By Jeff Louderback
The life of a top prospect is sometimes defined by the peaks and valleys of a stomach-churning rollercoaster. Few players reach the majors in swift and smooth fashion like Mike Trout and Bryce Harper.
In the Red Sox organization, high-ceiling prospects like shortstop Xander Bogaerts; center fielder Jackie Bradley; right-handed starting pitchers Rubby De La Rosa, Allen Webster and Matt Barnes; and left-handed starting pitcher Henry Owens are household names among fans who follow the farm system. There are other promising minor leaguers whose stock has fallen because of injuries and/or not fully realizing expectations in 2012.
Here are five Red Sox prospects who need to rebound this season to remain in the club’s long-term plans:
A supplemental first round selection out of LSU in 2010, the 23-year-old Ranaudo was expected to be near Major League ready by now. His pro debut in 2011 was respectable between low Single-A Greenville and advanced Single-A Salem (Va.), but a strained groin and shoulder fatigue plagued him last year as he was limited to nine starts and a 6.69 ERA at Double-A Portland.
There are reasons why Ranaudo was the club’s second-best prospect according to SoxProspects.com entering the 2012 campaign. And he still has the potential to match the promise of De La Roa, Barnes and Webster. Ranaudo features a plus fast ball that ranges from 1-9, a plus curve ball and a developing change-up. His shoulder is healthy again, but he re-aggravated his groin while pitching winter ball. Ranaudo is expected to be ready for spring training.
The 2013 season could be a wash for Kalish, who was one of the club’s top prospects in 2010 but has been derailed by shoulder and neck surgeries in 2011 and a procedure earlier this week to repair a torn labrum in his right (non-throwing) shoulder.
Even if he misses most of the season, Kalish is still just 24 (he will turn 25 in March), so there is time for him to become a productive Major Leaguer. Kalish can proficiently play all three outfield spots, and his left-handed bat can hit for average with some power. With Bradley and Bryce Brentz in the Red Sox system, and the possibility that Bogaerts could be moved to left field, Kalish will have competition for a roster spot in 2014, but if he can stay healthy, he could give Boston a player comparable to Tort Nixon.
Even if the Red Sox move Bogaerts to another position, they have Deven Marrero and Jose Vinicio as intriguing shortstop prospects in their minor league system. This is why 2013 is an important year for the 22-year-old Iglesias.

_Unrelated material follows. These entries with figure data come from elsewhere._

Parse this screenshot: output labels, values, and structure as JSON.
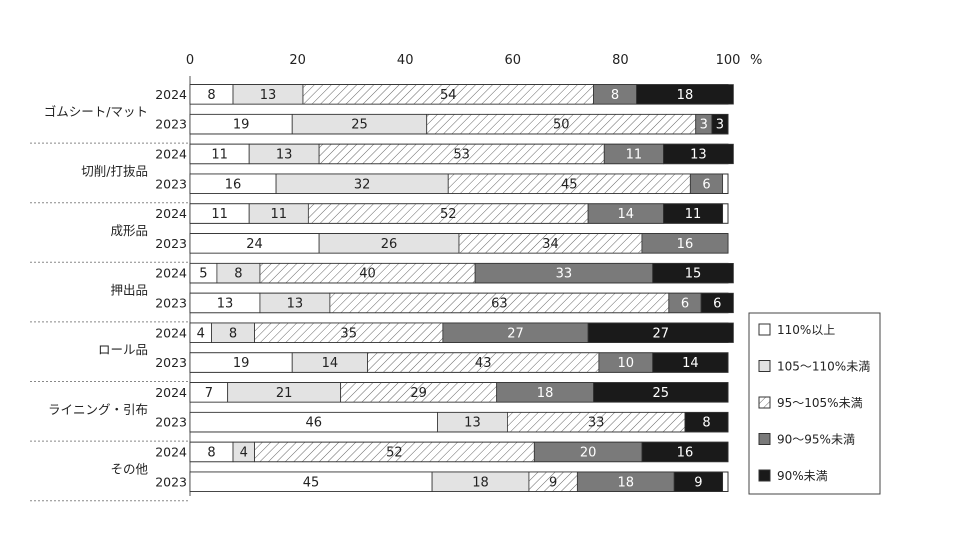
{
  "chart_data": {
    "type": "bar",
    "orientation": "horizontal",
    "stacked": true,
    "percent_unit": "%",
    "x_ticks": [
      "0",
      "20",
      "40",
      "60",
      "80",
      "100"
    ],
    "xlim": [
      0,
      100
    ],
    "groups": [
      {
        "category": "ゴムシート/マット",
        "rows": [
          {
            "year": "2024",
            "values": [
              8,
              13,
              54,
              8,
              18
            ]
          },
          {
            "year": "2023",
            "values": [
              19,
              25,
              50,
              3,
              3
            ]
          }
        ]
      },
      {
        "category": "切削/打抜品",
        "rows": [
          {
            "year": "2024",
            "values": [
              11,
              13,
              53,
              11,
              13
            ]
          },
          {
            "year": "2023",
            "values": [
              16,
              32,
              45,
              6,
              0
            ]
          }
        ]
      },
      {
        "category": "成形品",
        "rows": [
          {
            "year": "2024",
            "values": [
              11,
              11,
              52,
              14,
              11
            ]
          },
          {
            "year": "2023",
            "values": [
              24,
              26,
              34,
              16,
              0
            ]
          }
        ]
      },
      {
        "category": "押出品",
        "rows": [
          {
            "year": "2024",
            "values": [
              5,
              8,
              40,
              33,
              15
            ]
          },
          {
            "year": "2023",
            "values": [
              13,
              13,
              63,
              6,
              6
            ]
          }
        ]
      },
      {
        "category": "ロール品",
        "rows": [
          {
            "year": "2024",
            "values": [
              4,
              8,
              35,
              27,
              27
            ]
          },
          {
            "year": "2023",
            "values": [
              19,
              14,
              43,
              10,
              14
            ]
          }
        ]
      },
      {
        "category": "ライニング・引布",
        "rows": [
          {
            "year": "2024",
            "values": [
              7,
              21,
              29,
              18,
              25
            ]
          },
          {
            "year": "2023",
            "values": [
              46,
              13,
              33,
              0,
              8
            ]
          }
        ]
      },
      {
        "category": "その他",
        "rows": [
          {
            "year": "2024",
            "values": [
              8,
              4,
              52,
              20,
              16
            ]
          },
          {
            "year": "2023",
            "values": [
              45,
              18,
              9,
              18,
              9
            ]
          }
        ]
      }
    ],
    "series": [
      {
        "name": "110%以上",
        "color": "#ffffff",
        "pattern": "solid"
      },
      {
        "name": "105～110%未満",
        "color": "#e3e3e3",
        "pattern": "solid"
      },
      {
        "name": "95～105%未満",
        "color": "#ffffff",
        "pattern": "hatch"
      },
      {
        "name": "90～95%未満",
        "color": "#7a7a7a",
        "pattern": "solid"
      },
      {
        "name": "90%未満",
        "color": "#1a1a1a",
        "pattern": "solid"
      }
    ],
    "legend_position": "right"
  }
}
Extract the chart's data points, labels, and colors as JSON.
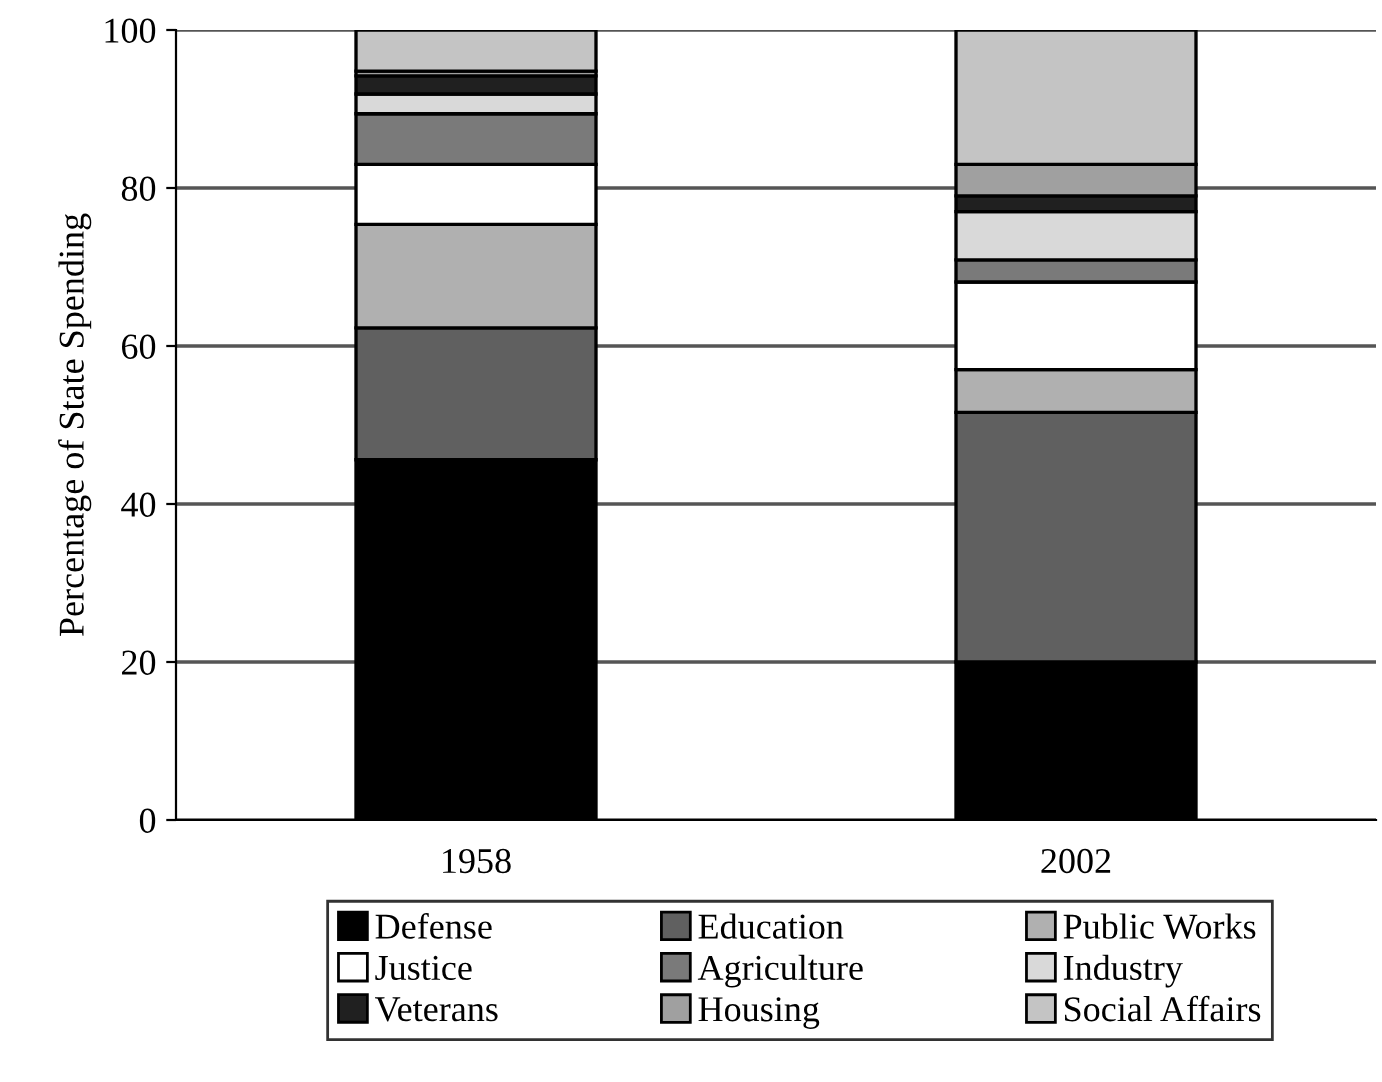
{
  "chart_data": {
    "type": "bar",
    "stacked": true,
    "ylabel": "Percentage of State Spending",
    "categories": [
      "1958",
      "2002"
    ],
    "series": [
      {
        "name": "Defense",
        "color": "#000000",
        "values": [
          45.6,
          20.0
        ]
      },
      {
        "name": "Education",
        "color": "#606060",
        "values": [
          16.7,
          31.6
        ]
      },
      {
        "name": "Public Works",
        "color": "#b0b0b0",
        "values": [
          13.1,
          5.4
        ]
      },
      {
        "name": "Justice",
        "color": "#ffffff",
        "values": [
          7.6,
          11.1
        ]
      },
      {
        "name": "Agriculture",
        "color": "#7a7a7a",
        "values": [
          6.4,
          2.8
        ]
      },
      {
        "name": "Industry",
        "color": "#d9d9d9",
        "values": [
          2.5,
          6.1
        ]
      },
      {
        "name": "Veterans",
        "color": "#202020",
        "values": [
          2.3,
          2.0
        ]
      },
      {
        "name": "Housing",
        "color": "#a0a0a0",
        "values": [
          0.6,
          4.0
        ]
      },
      {
        "name": "Social Affairs",
        "color": "#c4c4c4",
        "values": [
          5.2,
          17.0
        ]
      }
    ],
    "ylim": [
      0,
      100
    ],
    "yticks": [
      0,
      20,
      40,
      60,
      80,
      100
    ],
    "grid": "y",
    "legend": "bottom"
  }
}
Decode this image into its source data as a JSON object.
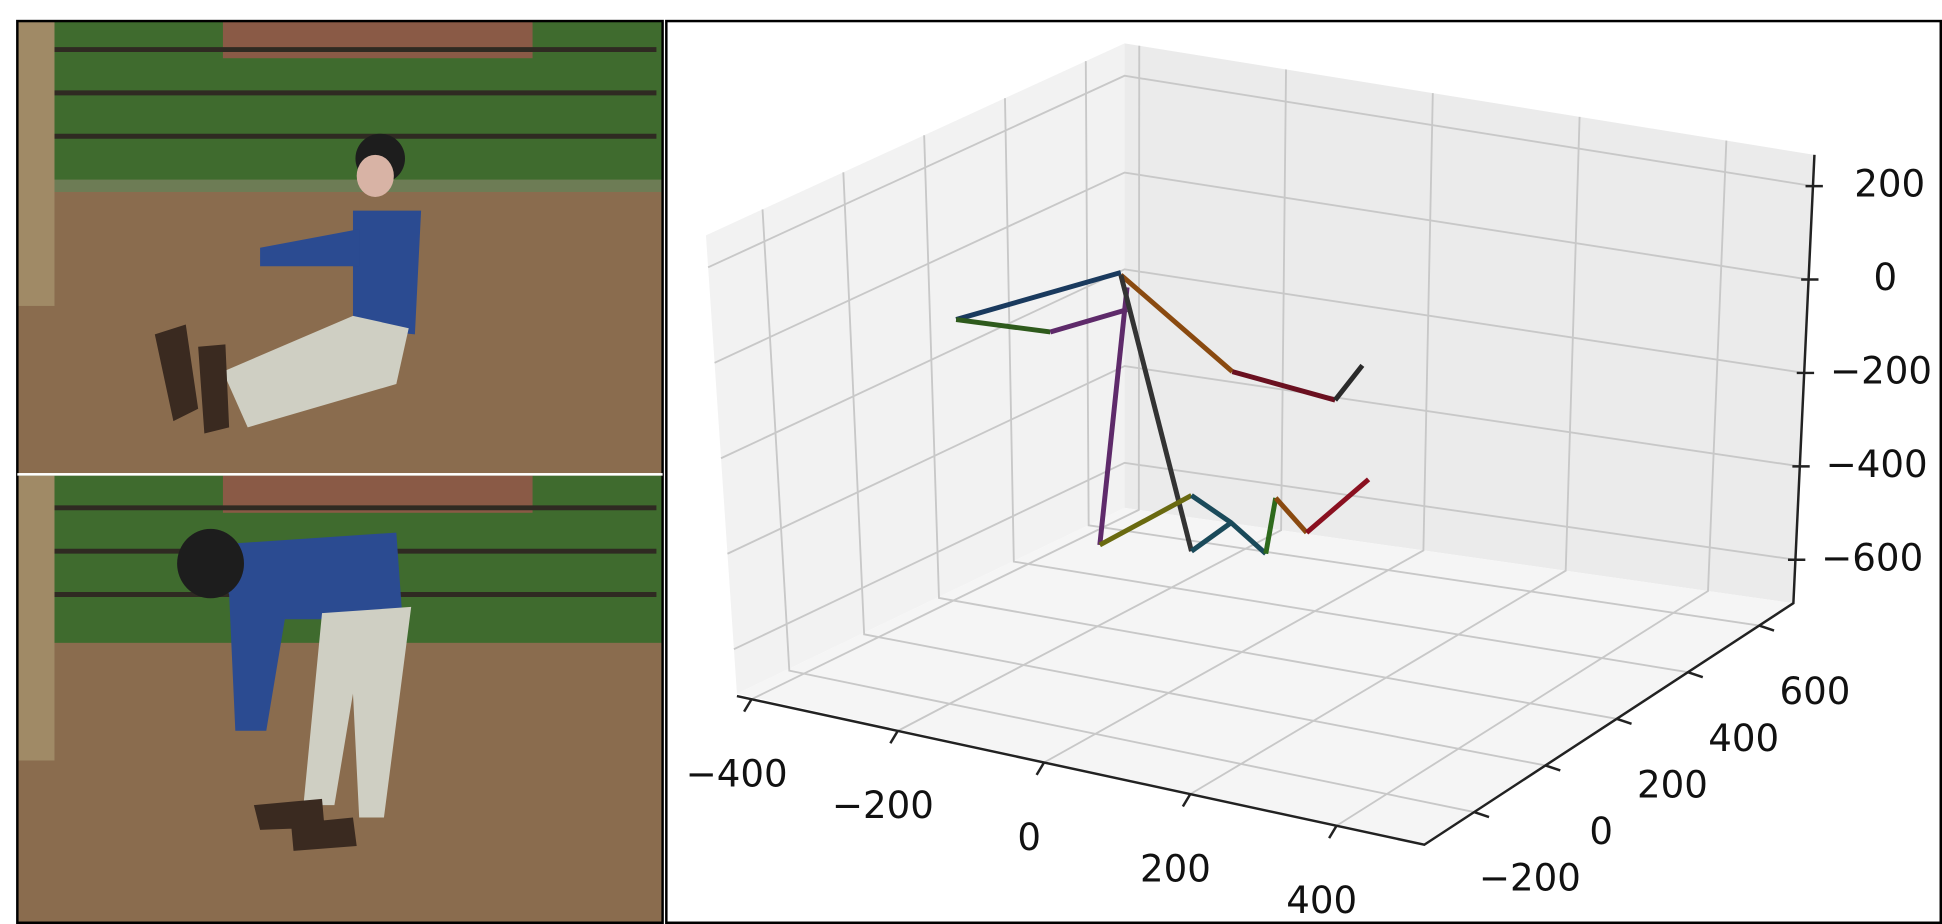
{
  "plot3d": {
    "xlim": [
      -420,
      520
    ],
    "ylim": [
      -340,
      696
    ],
    "zlim": [
      -693,
      267
    ],
    "xticks": [
      {
        "value": -400,
        "label": "−400"
      },
      {
        "value": -200,
        "label": "−200"
      },
      0,
      200,
      400
    ],
    "yticks": [
      {
        "value": -200,
        "label": "−200"
      },
      0,
      200,
      400,
      600
    ],
    "zticks": [
      200,
      0,
      {
        "value": -200,
        "label": "−200"
      },
      {
        "value": -400,
        "label": "−400"
      },
      {
        "value": -600,
        "label": "−600"
      }
    ]
  }
}
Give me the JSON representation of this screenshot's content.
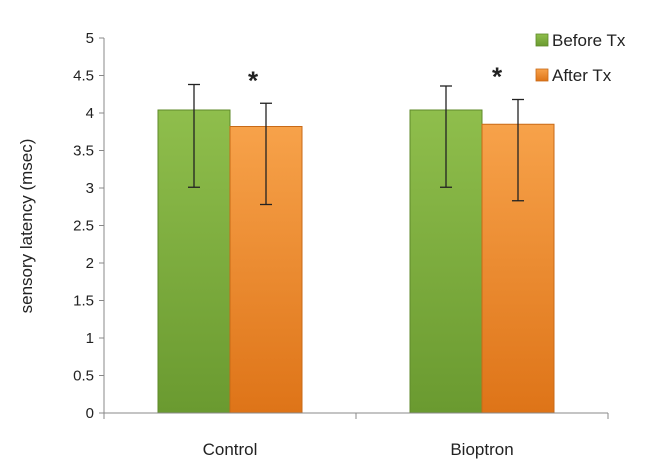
{
  "chart_data": {
    "type": "bar",
    "title": "",
    "xlabel": "",
    "ylabel": "sensory latency (msec)",
    "ylim": [
      0,
      5
    ],
    "yticks": [
      0,
      0.5,
      1,
      1.5,
      2,
      2.5,
      3,
      3.5,
      4,
      4.5,
      5
    ],
    "ytick_labels": [
      "0",
      "0.5",
      "1",
      "1.5",
      "2",
      "2.5",
      "3",
      "3.5",
      "4",
      "4.5",
      "5"
    ],
    "grid": false,
    "legend_position": "top-right",
    "categories": [
      "Control",
      "Bioptron"
    ],
    "series": [
      {
        "name": "Before Tx",
        "color": "#7aa83a",
        "values": [
          4.04,
          4.04
        ],
        "error_low": [
          3.01,
          3.01
        ],
        "error_high": [
          4.38,
          4.36
        ]
      },
      {
        "name": "After Tx",
        "color": "#ee8a2c",
        "values": [
          3.82,
          3.85
        ],
        "error_low": [
          2.78,
          2.83
        ],
        "error_high": [
          4.13,
          4.18
        ]
      }
    ],
    "annotations": [
      {
        "text": "*",
        "category": "Control",
        "series": "After Tx"
      },
      {
        "text": "*",
        "category": "Bioptron",
        "series": "After Tx"
      }
    ]
  }
}
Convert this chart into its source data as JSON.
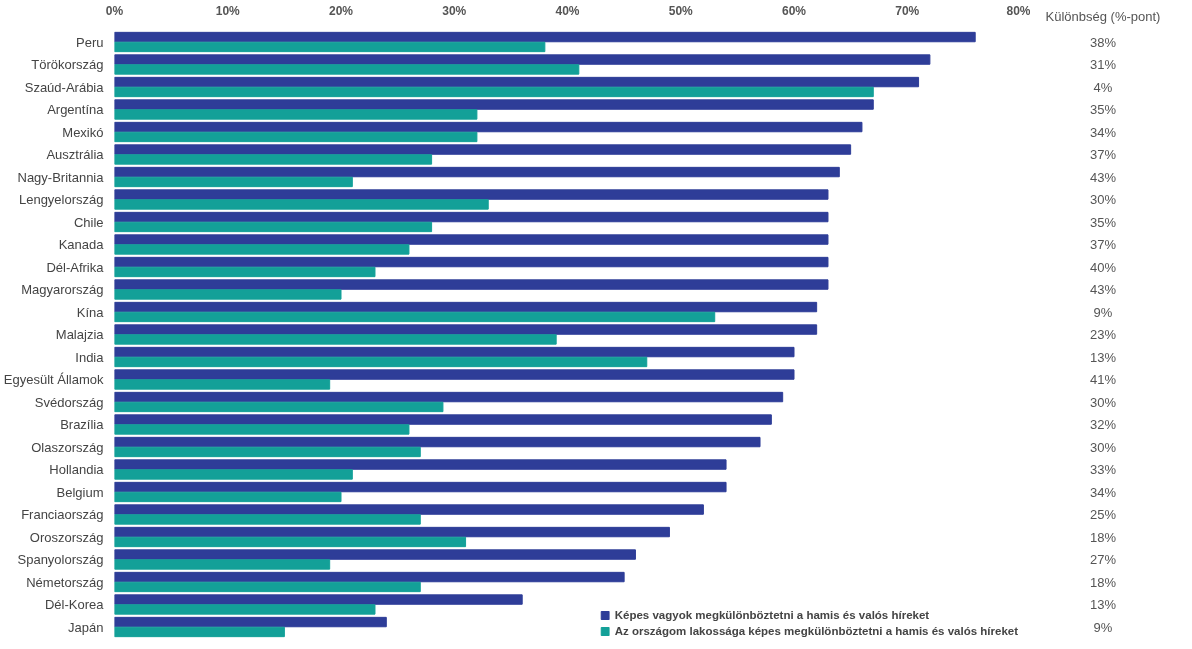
{
  "chart_data": {
    "type": "bar",
    "orientation": "horizontal",
    "categories": [
      "Peru",
      "Törökország",
      "Szaúd-Arábia",
      "Argentína",
      "Mexikó",
      "Ausztrália",
      "Nagy-Britannia",
      "Lengyelország",
      "Chile",
      "Kanada",
      "Dél-Afrika",
      "Magyarország",
      "Kína",
      "Malajzia",
      "India",
      "Egyesült Államok",
      "Svédország",
      "Brazília",
      "Olaszország",
      "Hollandia",
      "Belgium",
      "Franciaország",
      "Oroszország",
      "Spanyolország",
      "Németország",
      "Dél-Korea",
      "Japán"
    ],
    "series": [
      {
        "name": "Képes vagyok megkülönböztetni a hamis és valós híreket",
        "color": "#2e3d98",
        "values": [
          76,
          72,
          71,
          67,
          66,
          65,
          64,
          63,
          63,
          63,
          63,
          63,
          62,
          62,
          60,
          60,
          59,
          58,
          57,
          54,
          54,
          52,
          49,
          46,
          45,
          36,
          24
        ]
      },
      {
        "name": "Az országom lakossága képes megkülönböztetni a hamis és valós híreket",
        "color": "#13a098",
        "values": [
          38,
          41,
          67,
          32,
          32,
          28,
          21,
          33,
          28,
          26,
          23,
          20,
          53,
          39,
          47,
          19,
          29,
          26,
          27,
          21,
          20,
          27,
          31,
          19,
          27,
          23,
          15
        ]
      }
    ],
    "xlim": [
      0,
      80
    ],
    "xticks": [
      {
        "value": 0,
        "label": "0%"
      },
      {
        "value": 10,
        "label": "10%"
      },
      {
        "value": 20,
        "label": "20%"
      },
      {
        "value": 30,
        "label": "30%"
      },
      {
        "value": 40,
        "label": "40%"
      },
      {
        "value": 50,
        "label": "50%"
      },
      {
        "value": 60,
        "label": "60%"
      },
      {
        "value": 70,
        "label": "70%"
      },
      {
        "value": 80,
        "label": "80%"
      }
    ],
    "annotations": [
      "Különbség (%-pont)",
      "38%",
      "31%",
      "4%",
      "35%",
      "34%",
      "37%",
      "43%",
      "30%",
      "35%",
      "37%",
      "40%",
      "43%",
      "9%",
      "23%",
      "13%",
      "41%",
      "30%",
      "32%",
      "30%",
      "33%",
      "34%",
      "25%",
      "18%",
      "27%",
      "18%",
      "13%",
      "9%"
    ],
    "grid": false,
    "legend": "bottom right"
  }
}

Because of his highlight worthy defense, Iglesias does not have to hit .300 or even .270 to earn a spot in the starting lineup. Yet he does need to put the ball in play more often and ideally bat at least .260. In three minor league seasons, Iglesias has a .264 average and a .624 OPS. He lacks power, but he did bat .285 at Double-A Portland in 2010 and .266 in 396 plate appearances at Pawtucket last year.
The Red Sox would like to see a more patient plate approach, and Iglesias believes that intensive conditioning this offseason will help him perform better against Major League pitching. He has a .135 average (10-for-74) in two cups of coffee with the Red Sox over the last two years.
There is still a possibility that the Red Sox will trade Jarrod Saltalamacchia before opening day and enter the season with veteran David Ross and the 25-year-old Lavarnway as the club’s catching tandem.
Boasting prodigious power potential from the right side, Lavarnway is a Yale graduate with a tremendous work ethic and has dramatically improved his defensive skills and game-calling abilities behind the plate.
There is nothing left to prove for Lavarnway at Triple-A Pawtucket. Though he batted just .157/.211/.248/.459 with two home runs and 11 RBI in 166 plate appearances in a prolonged look with the Red Sox last September, it is common for top prospects to struggle in their initial stretch against Major League pitching. Lavarnway projects to eventually hit .275 to .285 with 25 to 30 home runs per season in the majors.
Still only 23, Britton has ascended the farm system ranking, taken a dive and then climbed back up, though he is part of the second tier of pitching prospects (with Ranaudo, Brandon Workman and Brian Johnson) and not mentioned in the same category with De La Rosa, Webster and Barnes.
Showcasing a fast ball that ranges from 92-5 and a plus curve ball, Britton could remain a starter, or his Major League future could be as a late-inning reliever. The latter will likely happen since the club has so much rotation depth progressing to the high levels of the system.
The Red Sox remain high on Britton, placing and keeping him on the 40-man roster and promoting him from advanced Single-A Salem to Double-A Portland last year, even though he toted a 5.80 ERA in 10 games (including eight starts) at Salem. He responded with a 3.72 ERA and 8.1 strikeouts per nine innings with the Sea Dogs. Britton has better command during shorter stints, which is why he has a chance to emerge as an impact reliever.